BOSTON – The Boston Bruins are a franchise drenched in symbolism. The spoked-B for unity. The ferocious bear. The flags waved and passed around in the pregame. The fist-pump from the anthem singer. The novelty jackets handed out to playoff heroes. The ribbons on uniforms.
It was inevitable Gregory Campbell, or rather his broken right fibula, would become another one, after the Bruins forward stood on his busted buttress and finished killing a Pittsburgh Penguins power play in Game 3 of the Eastern Conference Final.

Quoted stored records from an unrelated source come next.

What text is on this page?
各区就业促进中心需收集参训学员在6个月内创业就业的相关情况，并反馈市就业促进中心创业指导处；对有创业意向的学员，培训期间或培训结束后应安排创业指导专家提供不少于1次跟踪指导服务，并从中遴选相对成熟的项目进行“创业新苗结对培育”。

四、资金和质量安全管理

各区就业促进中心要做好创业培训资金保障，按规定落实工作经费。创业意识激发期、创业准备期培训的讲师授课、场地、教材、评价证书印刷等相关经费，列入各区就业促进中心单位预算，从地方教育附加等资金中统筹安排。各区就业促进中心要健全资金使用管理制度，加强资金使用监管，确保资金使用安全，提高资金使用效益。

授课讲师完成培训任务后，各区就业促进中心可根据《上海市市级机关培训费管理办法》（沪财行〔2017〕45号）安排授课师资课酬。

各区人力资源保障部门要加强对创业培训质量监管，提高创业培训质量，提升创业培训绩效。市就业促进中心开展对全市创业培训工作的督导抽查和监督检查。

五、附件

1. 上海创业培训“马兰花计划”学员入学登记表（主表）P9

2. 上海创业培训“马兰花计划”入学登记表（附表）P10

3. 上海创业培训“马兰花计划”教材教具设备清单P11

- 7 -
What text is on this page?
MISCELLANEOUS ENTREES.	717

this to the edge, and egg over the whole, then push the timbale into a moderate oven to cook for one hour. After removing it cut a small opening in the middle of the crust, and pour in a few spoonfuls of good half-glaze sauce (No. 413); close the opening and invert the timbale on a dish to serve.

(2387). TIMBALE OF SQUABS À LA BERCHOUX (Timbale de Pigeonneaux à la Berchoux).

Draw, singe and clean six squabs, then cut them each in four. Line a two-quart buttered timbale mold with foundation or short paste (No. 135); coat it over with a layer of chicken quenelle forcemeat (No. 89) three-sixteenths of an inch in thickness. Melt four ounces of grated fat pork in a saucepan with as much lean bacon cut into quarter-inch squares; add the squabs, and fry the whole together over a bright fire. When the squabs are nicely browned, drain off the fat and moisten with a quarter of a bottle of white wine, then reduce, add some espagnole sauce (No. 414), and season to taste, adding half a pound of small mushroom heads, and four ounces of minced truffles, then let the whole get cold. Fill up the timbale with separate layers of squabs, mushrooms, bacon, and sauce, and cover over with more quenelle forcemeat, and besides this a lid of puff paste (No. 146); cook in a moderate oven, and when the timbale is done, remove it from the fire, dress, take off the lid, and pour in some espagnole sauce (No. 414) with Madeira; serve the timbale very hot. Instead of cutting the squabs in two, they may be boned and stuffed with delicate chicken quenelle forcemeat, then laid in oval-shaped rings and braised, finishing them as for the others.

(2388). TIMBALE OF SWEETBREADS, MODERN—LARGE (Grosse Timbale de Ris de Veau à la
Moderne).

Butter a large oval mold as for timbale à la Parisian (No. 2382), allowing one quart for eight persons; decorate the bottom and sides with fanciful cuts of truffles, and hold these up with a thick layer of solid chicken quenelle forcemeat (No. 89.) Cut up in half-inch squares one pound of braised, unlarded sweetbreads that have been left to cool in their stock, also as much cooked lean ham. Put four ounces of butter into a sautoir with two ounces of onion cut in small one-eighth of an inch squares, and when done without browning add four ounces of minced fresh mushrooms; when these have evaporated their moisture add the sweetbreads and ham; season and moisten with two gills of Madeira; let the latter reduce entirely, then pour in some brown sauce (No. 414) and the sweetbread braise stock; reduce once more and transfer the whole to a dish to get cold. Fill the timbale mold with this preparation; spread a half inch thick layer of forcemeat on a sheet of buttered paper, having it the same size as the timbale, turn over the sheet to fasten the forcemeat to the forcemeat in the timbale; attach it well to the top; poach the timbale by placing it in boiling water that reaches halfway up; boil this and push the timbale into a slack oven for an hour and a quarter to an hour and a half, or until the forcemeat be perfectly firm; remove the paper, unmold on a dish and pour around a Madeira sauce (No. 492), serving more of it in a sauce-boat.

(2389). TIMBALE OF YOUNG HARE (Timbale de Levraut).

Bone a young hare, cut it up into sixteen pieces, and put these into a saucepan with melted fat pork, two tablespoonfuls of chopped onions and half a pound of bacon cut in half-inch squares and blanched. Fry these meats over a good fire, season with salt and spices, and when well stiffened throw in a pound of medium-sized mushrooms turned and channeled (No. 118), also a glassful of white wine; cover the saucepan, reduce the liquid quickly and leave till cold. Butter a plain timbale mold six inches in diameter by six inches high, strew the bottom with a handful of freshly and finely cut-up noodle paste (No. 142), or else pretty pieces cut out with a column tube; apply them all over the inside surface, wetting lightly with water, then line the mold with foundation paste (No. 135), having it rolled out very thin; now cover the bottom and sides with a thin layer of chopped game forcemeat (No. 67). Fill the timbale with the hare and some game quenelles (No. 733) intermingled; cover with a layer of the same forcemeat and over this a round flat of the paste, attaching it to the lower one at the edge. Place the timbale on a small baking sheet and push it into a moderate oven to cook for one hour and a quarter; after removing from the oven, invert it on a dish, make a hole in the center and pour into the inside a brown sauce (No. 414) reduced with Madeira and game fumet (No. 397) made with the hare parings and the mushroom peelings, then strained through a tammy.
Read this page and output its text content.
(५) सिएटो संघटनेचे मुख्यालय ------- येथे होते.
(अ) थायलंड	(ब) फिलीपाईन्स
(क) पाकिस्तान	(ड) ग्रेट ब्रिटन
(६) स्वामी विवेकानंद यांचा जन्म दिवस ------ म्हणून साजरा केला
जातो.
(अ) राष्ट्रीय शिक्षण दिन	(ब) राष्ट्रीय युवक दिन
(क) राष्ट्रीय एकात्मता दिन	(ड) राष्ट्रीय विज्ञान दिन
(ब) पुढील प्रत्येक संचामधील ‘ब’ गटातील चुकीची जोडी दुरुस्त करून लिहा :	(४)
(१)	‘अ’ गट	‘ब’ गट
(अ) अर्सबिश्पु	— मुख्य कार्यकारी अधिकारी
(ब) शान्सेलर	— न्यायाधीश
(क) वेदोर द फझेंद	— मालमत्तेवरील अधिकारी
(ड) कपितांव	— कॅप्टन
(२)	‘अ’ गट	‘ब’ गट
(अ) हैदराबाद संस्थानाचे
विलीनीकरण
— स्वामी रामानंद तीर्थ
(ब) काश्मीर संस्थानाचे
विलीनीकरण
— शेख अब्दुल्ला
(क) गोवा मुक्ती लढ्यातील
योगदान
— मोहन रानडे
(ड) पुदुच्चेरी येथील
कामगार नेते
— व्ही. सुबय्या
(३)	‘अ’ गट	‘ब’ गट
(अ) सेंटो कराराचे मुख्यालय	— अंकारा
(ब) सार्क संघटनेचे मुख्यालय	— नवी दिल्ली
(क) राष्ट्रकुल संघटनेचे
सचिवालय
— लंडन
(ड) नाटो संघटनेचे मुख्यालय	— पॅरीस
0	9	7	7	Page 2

Not just because it was an unforgettable moment of valor from a grunt in the lineup -- the kind whose limited minutes are designed to inspire -- but because it’s the epitome of what hockey players are supposed to embody.
“It might sound naïve of me, but I was just trying to do whatever I could to kill the penalty,” said Campbell on Tuesday, crutches by his side.
“There are a lot of guys that play through pain. I don’t see myself as different than anybody else in this League,” he said. “I was just trying to finish the play. Do my job.”
So Campbell, like Nathan Horton before him in 2011, has become the broken body the Bruins have rallied around – a player who had his playoff dream ended abruptly, but whose spirit continues to motivate his teammates.
“I think same thing, a couple of years ago happened to [Nathan Horton] and every time that someone goes down you always want to play for that player. Right now, Soupy, we know he’s done everything he did to help us get to where we’re at and we always want to make sure that it wasn’t for nothing. So, you want to leave it out there and make sure you give it everything,” said Daniel Paille, Campbell’s former linemate who scored the opening goal in their Game 3 victory.